Como já referi num outro post, os transportes públicos são uma fonte inesgotável de experiências curiosas.
O comboio é dos meus transportes preferidos contudo, quando as viagens se tornam constantes e não existem distracções como a leitura ou a música, a coisa pode ficar bastante monótona.
Esta experiência ocorreu numa dessas viagens, à noite, depois das aulas, num comboio suburbano entre Porto e Aveiro.
Ia eu a pensar nos grandes dilemas do mundo quando, em Ovar, entra um jovem casal brasileiro juntamente com um outro português, perto dos 50 anos, com uma filha. Sentaram-se perto de mim e iniciaram uma conversa incessante.

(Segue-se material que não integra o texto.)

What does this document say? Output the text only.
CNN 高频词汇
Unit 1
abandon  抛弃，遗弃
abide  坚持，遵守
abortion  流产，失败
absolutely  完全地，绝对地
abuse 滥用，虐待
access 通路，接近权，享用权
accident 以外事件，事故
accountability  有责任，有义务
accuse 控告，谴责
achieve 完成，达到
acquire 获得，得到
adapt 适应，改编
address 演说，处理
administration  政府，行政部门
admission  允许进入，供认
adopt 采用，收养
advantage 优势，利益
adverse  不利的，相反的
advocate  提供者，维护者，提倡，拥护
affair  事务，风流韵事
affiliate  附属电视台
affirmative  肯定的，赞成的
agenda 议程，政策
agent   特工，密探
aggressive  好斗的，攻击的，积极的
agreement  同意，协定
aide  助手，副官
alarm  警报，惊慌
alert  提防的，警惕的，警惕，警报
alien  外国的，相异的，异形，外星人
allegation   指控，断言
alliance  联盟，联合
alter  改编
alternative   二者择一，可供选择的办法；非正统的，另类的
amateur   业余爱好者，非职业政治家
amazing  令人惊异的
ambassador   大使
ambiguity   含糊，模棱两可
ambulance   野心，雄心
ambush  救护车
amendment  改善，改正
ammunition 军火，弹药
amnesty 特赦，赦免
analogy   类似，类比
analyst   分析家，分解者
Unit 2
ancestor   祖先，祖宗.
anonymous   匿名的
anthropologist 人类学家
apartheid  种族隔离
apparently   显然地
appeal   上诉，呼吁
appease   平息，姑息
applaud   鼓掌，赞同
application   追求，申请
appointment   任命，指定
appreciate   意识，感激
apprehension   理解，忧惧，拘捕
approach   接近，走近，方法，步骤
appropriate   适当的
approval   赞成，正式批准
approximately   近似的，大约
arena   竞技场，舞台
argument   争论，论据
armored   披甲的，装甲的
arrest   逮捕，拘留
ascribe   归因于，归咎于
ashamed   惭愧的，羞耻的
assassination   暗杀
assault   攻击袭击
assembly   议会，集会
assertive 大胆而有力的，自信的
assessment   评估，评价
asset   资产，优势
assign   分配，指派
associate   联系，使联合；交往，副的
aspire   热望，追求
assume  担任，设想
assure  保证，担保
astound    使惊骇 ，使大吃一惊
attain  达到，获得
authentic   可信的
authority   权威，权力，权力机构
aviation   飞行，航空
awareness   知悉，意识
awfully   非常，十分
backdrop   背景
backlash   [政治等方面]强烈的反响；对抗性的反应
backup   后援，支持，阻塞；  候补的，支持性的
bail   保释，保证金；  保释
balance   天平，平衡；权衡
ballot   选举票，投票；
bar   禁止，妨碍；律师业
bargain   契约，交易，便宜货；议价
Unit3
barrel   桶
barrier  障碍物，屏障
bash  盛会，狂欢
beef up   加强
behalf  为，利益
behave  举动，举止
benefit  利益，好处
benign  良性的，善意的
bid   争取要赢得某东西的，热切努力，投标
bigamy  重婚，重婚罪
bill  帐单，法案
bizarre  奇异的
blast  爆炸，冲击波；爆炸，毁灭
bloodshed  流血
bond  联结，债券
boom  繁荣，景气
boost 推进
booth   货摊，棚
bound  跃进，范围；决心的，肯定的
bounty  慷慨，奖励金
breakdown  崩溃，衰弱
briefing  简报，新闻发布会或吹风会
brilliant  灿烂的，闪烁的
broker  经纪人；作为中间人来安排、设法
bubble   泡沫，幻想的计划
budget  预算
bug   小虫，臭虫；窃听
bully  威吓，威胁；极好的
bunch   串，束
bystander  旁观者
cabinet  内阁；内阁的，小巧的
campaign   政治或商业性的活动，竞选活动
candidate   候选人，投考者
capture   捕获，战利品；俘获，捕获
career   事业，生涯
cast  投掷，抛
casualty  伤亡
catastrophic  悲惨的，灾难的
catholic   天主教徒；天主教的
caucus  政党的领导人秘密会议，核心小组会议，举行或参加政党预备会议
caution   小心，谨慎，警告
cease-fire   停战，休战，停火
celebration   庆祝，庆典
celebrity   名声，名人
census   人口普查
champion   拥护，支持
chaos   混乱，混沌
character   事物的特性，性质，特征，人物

Pelo que percebi o casal brasileiro estava a trabalhar em Inglaterra, de onde tinham acabado de chegar para visitar alguém no nosso país, antes de seguir para o Brasil de férias. Erradamente, no Porto, apanharam um comboio que terminava a viagem em Ovar, o que os forçou a entrar no meu para seguir para Aveiro. Na espera em Ovar teriam conhecido o casal português e iniciado a conversa.
Então comecei a apreciar o diálogo. Os portugueses, depois de uma exaustiva explicação do funcionamento do sistema ferroviário português, passaram a fazer perguntas sobre a vida do jovem casal (cusquice) em Inglaterra, onde trabalhavam, se viviam bem, onde tinham família no Brasil, etc... Questões que eram respondidas com prontidão, num espírito de abertura próprio do povo brasileiro, mas também com alguma ingenuidade e pureza talvez por causa da sua condição de perdidos no sistema ferroviário de um país que mal conheciam.
Então percebi que se estava naquele momento a criar uma relação entre duas entidades com características que se opunham: experientes (PT) e inexperientes (BR), cicerones (PT) e perdidos (BR), curiosos (PT) e objecto da curiosidade (BR), sábios (PT) e ingénuos (BR).
Entretido com o fenómeno pensei: isto parece uma relação entre o velho país colonizador europeu e a sua colónia.
A certa altura, percebi que o jovem casal começou a questionar sobre o nosso país, ou seja, a liderança da conversa começava a ser posta em causa. Confrontados com a necessidade de resposta, a mulher portuguesa passou a ter um papel passivo, cabendo ao homem liderar a contra-ofensiva usando a sua sabedoria para satisfazer as questões. Contudo, reparei que as respostas eram sempre proclamadas num tom paternalista, parecendo ter o seguinte pensamento subjancente: "ah pobres jovens brasileiros desconhecedores das coisas da vida, recebam o meu conhecimento".
Antes de chegar a Aveiro, o comboio parou em Cacia, onde se situa uma fábrica de pasta de papel do grupo Portucel, a qual liberta um odor nauseabundo.
Foi neste momento que deu o ponto alto da conversa, onde todo a esplendor da sabedoria portuguesa foi emanado.
Perante o cheiro o jovem brasileiro interroga:
- Que cheiro é este?
- Ah, é a fábrica de papel de Cacia. - responde o português.
- O papel é feito de lixo? - questiona o brasileiro com ar enojado.
Perante esta prova de desconhecimento, o português solta um leve sorriso e responde com aquele ar paternalista no intuito de mostrar toda a sua sapiência para brilhar entre os que considera ignorantes:
- Nãooooooo! - pausa para respirar e reforçar o sorriso sapiente - Então, é feito de várias matérias-primas!
- Ah... - disse o jovem.
A partir daquele momento desliguei-me da conversa, desiludido. Em vez de dar uma resposta cabal para suster o crescimento do jovem brasileiro, o senhor de bigode dá a resposta mais redundante possível.
Será esta a principal forma de conhecimento do nosso país? Conhecimento pouco profundo, redundante e sobretudo de senso comum?